The Power of Sincerity & Authenticity

Podcast Transcript: Welcome to the Inspirational Living podcast. Coming up this weekend on Our Sunday Talks we’ll be discussing Spirituality & The Creative Mind, as viewed in the writings of Ernest Holmes, a fascinating figure from the New Thought school which flourished during the late 19th and early 20th centuries. To learn how you can gain access to our Sunday series, dedicated to spiritual topics, please visit

Now, on to today’s reading, which was edited and adapted from The Eight Pillars of Prosperity, by James Allen, published in 1911.

Human society is held together by its sincerity. A universal falseness would beget a universal mistrust, which in turn would bring about a universal separation, if not destruction. Life is made sane, wholesome, and happy, by our deep rooted belief in one another.

It is easy for the insincere to imagine that everybody is like themselves, and to speak of the “rottenness of society.” People who cannot see anything good in the constitution of human society, should overhaul themselves. Their trouble is near home. They call good, evil. They have dwelt cynically and peevishly on evil till they cannot see good, and everything and everybody appears evil.

“Society is rotten from top to bottom”, I heard a man say recently; and he asked me if I did not think so too. I replied that I should be sorry to think so; that while society had many blemishes, it was sound at the core, and contained within itself the seeds of perfection.

An individual of profound sincerity is a great moral force, and there is no force — not even the highest intellectual force — that can compare with it. Men and women are powerful in influence according to the soundness and perfection of their sincerity. Morality and sincerity are so closely bound up together, that where sincerity is lacking, morality (as a power) is lacking also — for insincerity undermines all the other virtues, so that they crumble away and become of no account.

Even a little insincerity robs a character of all its nobility, and makes it common and contemptible. I remember once a friend of mine telling me how she was very pleased by the attentions she was receiving from a particular gentleman, but that she would not marry him. “Why not?” I asked. “Something about him doesn’t ring true”, she replied.

Ring true, now that is a term full of meaning. It harkens back to the old silver coins which, when tested by their ring, emitted a sound that revealed the sterling metal throughout, without the adding of any base material. By its ring, we knew that the coin came up to the standard, and would pass anywhere and everywhere for its full value.

So it is, with men and women. Their words and actions emit their own peculiar influence. There is in them an inaudible sound which all others inwardly hear and instinctively detect. We know the false ring from the true, yet know not how we know.

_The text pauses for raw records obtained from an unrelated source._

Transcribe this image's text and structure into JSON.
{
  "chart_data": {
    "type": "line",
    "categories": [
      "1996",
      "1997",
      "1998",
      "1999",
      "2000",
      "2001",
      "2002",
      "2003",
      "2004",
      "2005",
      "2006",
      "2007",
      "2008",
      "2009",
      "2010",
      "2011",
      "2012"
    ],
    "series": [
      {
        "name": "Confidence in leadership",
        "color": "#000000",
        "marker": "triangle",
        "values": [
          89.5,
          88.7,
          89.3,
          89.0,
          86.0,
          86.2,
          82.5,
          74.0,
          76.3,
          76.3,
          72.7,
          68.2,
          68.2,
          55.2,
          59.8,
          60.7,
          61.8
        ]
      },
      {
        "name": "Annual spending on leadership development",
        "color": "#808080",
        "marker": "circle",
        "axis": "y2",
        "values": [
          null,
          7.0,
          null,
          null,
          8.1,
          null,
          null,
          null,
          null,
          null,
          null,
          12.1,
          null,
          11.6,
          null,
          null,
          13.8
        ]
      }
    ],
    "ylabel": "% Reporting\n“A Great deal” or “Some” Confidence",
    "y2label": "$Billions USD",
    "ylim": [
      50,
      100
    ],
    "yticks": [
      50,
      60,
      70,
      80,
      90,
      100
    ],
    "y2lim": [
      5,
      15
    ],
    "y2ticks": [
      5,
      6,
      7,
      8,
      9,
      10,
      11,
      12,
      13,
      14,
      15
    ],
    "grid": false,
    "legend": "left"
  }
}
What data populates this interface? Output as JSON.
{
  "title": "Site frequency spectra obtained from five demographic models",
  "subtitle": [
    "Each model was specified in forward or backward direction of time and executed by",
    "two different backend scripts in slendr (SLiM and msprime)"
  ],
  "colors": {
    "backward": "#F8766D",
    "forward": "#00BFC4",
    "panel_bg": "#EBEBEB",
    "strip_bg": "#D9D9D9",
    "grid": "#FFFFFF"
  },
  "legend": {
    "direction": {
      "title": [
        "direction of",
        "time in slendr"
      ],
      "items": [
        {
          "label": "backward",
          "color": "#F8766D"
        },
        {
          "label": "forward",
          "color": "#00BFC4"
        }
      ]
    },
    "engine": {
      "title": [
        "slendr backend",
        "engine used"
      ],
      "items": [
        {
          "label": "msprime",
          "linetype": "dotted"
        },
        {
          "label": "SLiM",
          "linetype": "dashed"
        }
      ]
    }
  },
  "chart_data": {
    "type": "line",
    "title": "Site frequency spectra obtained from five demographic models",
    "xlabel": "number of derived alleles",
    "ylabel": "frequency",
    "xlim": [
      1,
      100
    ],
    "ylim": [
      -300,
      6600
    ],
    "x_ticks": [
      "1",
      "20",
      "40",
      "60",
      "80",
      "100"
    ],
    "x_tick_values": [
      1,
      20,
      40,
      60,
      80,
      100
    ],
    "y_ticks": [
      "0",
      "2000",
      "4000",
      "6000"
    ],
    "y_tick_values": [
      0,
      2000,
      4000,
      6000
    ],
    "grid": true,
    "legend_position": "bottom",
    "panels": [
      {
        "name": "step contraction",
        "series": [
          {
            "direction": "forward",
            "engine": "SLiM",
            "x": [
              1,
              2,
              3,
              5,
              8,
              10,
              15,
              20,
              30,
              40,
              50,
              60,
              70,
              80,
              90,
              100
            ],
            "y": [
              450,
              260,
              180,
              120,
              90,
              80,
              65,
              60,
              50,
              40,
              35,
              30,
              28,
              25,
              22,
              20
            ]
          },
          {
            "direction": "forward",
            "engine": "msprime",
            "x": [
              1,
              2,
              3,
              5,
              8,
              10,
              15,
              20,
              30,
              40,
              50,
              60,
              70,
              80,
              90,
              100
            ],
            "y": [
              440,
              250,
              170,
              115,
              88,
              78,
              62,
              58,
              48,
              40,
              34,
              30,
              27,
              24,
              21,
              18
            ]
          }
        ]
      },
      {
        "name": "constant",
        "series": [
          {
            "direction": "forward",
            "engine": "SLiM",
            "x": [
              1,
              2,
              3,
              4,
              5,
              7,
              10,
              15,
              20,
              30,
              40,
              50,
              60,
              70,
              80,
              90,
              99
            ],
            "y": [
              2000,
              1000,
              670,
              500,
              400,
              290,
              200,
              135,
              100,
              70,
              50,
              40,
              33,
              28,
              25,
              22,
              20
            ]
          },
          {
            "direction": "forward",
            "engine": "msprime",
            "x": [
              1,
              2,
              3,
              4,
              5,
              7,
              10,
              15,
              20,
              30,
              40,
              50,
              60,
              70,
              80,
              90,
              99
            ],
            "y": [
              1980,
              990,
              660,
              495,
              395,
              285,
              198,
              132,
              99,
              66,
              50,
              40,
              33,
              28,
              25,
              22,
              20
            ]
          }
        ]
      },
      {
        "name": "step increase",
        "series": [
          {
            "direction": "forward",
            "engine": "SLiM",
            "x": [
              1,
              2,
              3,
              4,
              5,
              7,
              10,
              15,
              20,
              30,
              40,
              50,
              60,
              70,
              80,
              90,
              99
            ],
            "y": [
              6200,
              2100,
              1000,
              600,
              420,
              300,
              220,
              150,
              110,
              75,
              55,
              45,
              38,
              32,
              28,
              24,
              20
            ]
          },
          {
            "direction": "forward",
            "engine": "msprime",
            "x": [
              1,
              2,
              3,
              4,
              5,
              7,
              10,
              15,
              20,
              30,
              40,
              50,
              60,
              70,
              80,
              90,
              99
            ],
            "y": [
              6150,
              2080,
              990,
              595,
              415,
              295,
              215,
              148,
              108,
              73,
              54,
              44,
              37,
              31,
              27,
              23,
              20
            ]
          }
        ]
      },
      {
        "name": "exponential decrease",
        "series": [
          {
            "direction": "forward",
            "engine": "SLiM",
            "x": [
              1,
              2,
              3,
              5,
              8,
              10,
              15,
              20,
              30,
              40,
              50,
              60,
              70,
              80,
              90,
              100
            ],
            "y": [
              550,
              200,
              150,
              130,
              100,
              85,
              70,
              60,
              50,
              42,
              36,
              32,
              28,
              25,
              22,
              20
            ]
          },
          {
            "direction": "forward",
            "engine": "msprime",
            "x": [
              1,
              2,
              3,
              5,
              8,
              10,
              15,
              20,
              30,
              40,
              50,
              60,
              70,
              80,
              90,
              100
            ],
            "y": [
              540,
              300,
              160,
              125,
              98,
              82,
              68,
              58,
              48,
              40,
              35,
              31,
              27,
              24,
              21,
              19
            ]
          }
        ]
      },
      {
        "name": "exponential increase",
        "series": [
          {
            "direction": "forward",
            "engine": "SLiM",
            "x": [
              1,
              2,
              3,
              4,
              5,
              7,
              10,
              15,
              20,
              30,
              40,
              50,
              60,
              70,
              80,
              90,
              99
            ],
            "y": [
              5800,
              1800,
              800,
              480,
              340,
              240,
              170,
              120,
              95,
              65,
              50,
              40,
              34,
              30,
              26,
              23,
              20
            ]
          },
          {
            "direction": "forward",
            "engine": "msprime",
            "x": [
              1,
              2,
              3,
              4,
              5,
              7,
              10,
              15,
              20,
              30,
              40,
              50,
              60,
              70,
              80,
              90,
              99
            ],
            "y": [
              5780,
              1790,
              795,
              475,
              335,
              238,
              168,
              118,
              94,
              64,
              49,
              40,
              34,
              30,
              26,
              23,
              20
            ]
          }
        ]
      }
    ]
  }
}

As the outer ear can make the most delicate distinctions in sounds, so the inner ear can make equally subtle distinctions between souls.

The soul’s judgement is perfect; so perfect than in literature, art, science, invention, religion — in every department of knowledge — it divides the good from the bad, the worthy from the unworthy, the true from the false, zealously guarding and preserving the former, and allowing the latter to perish.